E poi c’è il fatto che veniamo da anni di crisi. Ed è l’accumulo di tutte queste crisi ad avere portato questo senso di apatia. «È come se ci fossimo trovati più vulnerabili, più insicuri, non ci siamo dati il tempo di elaborare tutto quello che è successo» riflette Annalisa Camilli. «Ci è mancato un pensiero della catastrofe». Come ci fa notare, catastrofe è un termine che viene dal greco e vuol dire ribaltamento, stravolgimento. «Uno dei primi effetti che la catastrofe ha sull’essere umano è la paralisi del pensiero» continua. «Che può durare poco o tanto. Ma è qualcosa che viene da sotto, per questo le catastrofi sono seguite dal ritorno di paradigmi sociali arcaici». È stato così con la pandemia. Ricordate cosa dicevamo? Ne usciremo migliori. Ci chiedevamo se avrebbe cambiato i nostri paradigmi.  «Eppure questa possibilità di rivedere tutto il sistema si è chiusa rapidamente. La natura non può fare battaglie per noi e ribaltare rapporti di forza se noi questo sforzo politico non lo facciamo» commenta la giornalista.

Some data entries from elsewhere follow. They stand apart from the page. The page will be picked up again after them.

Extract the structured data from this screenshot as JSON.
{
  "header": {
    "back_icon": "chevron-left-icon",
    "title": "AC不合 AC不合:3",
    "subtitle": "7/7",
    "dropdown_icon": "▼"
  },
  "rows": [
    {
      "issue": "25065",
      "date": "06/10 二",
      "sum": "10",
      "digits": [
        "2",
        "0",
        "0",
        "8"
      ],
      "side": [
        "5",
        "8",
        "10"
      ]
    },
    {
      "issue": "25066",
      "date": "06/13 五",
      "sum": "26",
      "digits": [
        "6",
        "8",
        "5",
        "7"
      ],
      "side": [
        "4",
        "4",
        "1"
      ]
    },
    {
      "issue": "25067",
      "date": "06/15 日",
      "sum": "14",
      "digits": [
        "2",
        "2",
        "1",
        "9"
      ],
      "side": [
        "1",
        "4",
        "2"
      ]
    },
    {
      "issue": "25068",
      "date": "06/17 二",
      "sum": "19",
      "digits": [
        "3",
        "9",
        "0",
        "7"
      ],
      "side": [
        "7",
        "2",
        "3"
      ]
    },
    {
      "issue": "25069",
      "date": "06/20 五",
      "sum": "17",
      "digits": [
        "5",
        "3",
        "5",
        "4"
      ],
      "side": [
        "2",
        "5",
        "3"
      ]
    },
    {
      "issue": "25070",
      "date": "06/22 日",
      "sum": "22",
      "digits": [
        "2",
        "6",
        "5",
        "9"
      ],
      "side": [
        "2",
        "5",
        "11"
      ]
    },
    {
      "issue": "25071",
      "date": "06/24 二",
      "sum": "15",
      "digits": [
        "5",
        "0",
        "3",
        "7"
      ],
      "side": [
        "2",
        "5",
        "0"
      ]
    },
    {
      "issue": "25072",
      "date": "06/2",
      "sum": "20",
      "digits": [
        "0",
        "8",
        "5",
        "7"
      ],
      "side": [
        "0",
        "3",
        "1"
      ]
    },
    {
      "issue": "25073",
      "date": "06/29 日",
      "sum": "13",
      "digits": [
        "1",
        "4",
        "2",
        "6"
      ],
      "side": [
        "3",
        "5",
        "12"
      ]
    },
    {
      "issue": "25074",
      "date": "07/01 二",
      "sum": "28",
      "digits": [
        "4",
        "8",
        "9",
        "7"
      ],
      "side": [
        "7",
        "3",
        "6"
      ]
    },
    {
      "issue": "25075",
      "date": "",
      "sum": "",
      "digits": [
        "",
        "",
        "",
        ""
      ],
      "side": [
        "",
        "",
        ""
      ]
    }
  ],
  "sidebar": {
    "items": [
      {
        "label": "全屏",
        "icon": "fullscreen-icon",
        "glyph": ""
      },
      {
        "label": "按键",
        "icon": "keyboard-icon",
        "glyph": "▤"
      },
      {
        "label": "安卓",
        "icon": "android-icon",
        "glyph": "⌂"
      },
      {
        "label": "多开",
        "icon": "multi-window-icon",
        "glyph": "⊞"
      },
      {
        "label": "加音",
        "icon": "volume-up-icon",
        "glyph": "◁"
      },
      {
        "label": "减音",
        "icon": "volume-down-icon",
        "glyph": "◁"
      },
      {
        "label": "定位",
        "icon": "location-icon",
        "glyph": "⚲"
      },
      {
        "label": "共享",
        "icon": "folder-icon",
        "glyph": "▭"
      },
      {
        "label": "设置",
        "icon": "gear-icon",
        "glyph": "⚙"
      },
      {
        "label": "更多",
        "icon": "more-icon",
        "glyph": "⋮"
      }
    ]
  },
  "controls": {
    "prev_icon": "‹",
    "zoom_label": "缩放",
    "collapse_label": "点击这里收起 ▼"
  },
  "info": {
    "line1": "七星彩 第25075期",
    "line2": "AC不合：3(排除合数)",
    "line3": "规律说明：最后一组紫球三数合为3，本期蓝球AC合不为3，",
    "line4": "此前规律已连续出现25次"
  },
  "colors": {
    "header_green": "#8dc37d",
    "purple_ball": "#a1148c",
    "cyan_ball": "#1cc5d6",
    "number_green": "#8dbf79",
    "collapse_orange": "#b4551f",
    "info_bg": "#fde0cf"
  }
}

Immagini che producono assuefazione, anestesia

E poi c’è il rischio dell’emotività di fronte al dolore degli altri. «È come se il male fosse il limite del pensiero, qualcosa di cui ci difendiamo con ogni mezzo, rimuovendolo». Pensiamo alle immagini della guerra in Ucraina: siamo attratti dalle immagini e pretendiamo che ci spieghino, che ci dicano chi sono i responsabili. Ci sono decine di conflitti, decine di frontiere che non vengono rappresentate, non ci sono immagini a trasmetterle. È importante che siano documentate. Ma è come lo facciamo il problema. Nel 2015 le immagini delle persone in arrivo dalla Siria sulla rotta balcanica portarono una grande emozione, così come quelle del naufragio di Lampedusa nel 2013. «Ogni volta la domanda è: quanto durerà questa compassione?» si chiede la giornalista.  «Il ciclo dell’empatia è stato abbastanza breve» è la risposta. «Nel giro di pochi mesi da grande attenzione e compassione si è passati a una reazione più sospettosa, fino all’indifferenza. La foto di Ailan è stata l’apice di quella parabola: l’opinione pubblica si disse scioccata, i leader europei promisero nuove politiche dell’immigrazione ma poi ci fu un calo». C’è stato un passaggio dall’indignazione all’ indifferenza. La prima reazione a foto come quella di Ailan è emotiva, è uno shock. Poi quelle foto raggiungono tutti ed è come se qualcosa si rompesse. Producono il contrario, producono assuefazione, anestesia ci sembra di averle già viste. «Ci sembra che siano false» ragiona la giornalista. «Spuntano le teorie del complotto, quelle che vogliono che i profughi non siano profughi che i bambini trovati sulle spiagge siano bambolotti». A questo si aggiunge il fatto che c’è un meccanismo intrinseco nelle fotografie. «Il sistema si muove nei social network» spiega Annalisa Camilli. «Per cui predilige l’immagine fotografica e quindi predilige immagini sensazionalistiche, scioccanti». Ma sappiamo cosa accade una volta che queste immagini entrano nelle pagine di un social media. «Siamo raggiunti da immagini di bambini soccorsi mentre esploriamo la vita dei nostri amici, la loro quotidianità, le loro feste» spiega la nostra relatrice. «E questo crea una sensazione di distanza, di estraneità da quelle vicende, da quei corpi».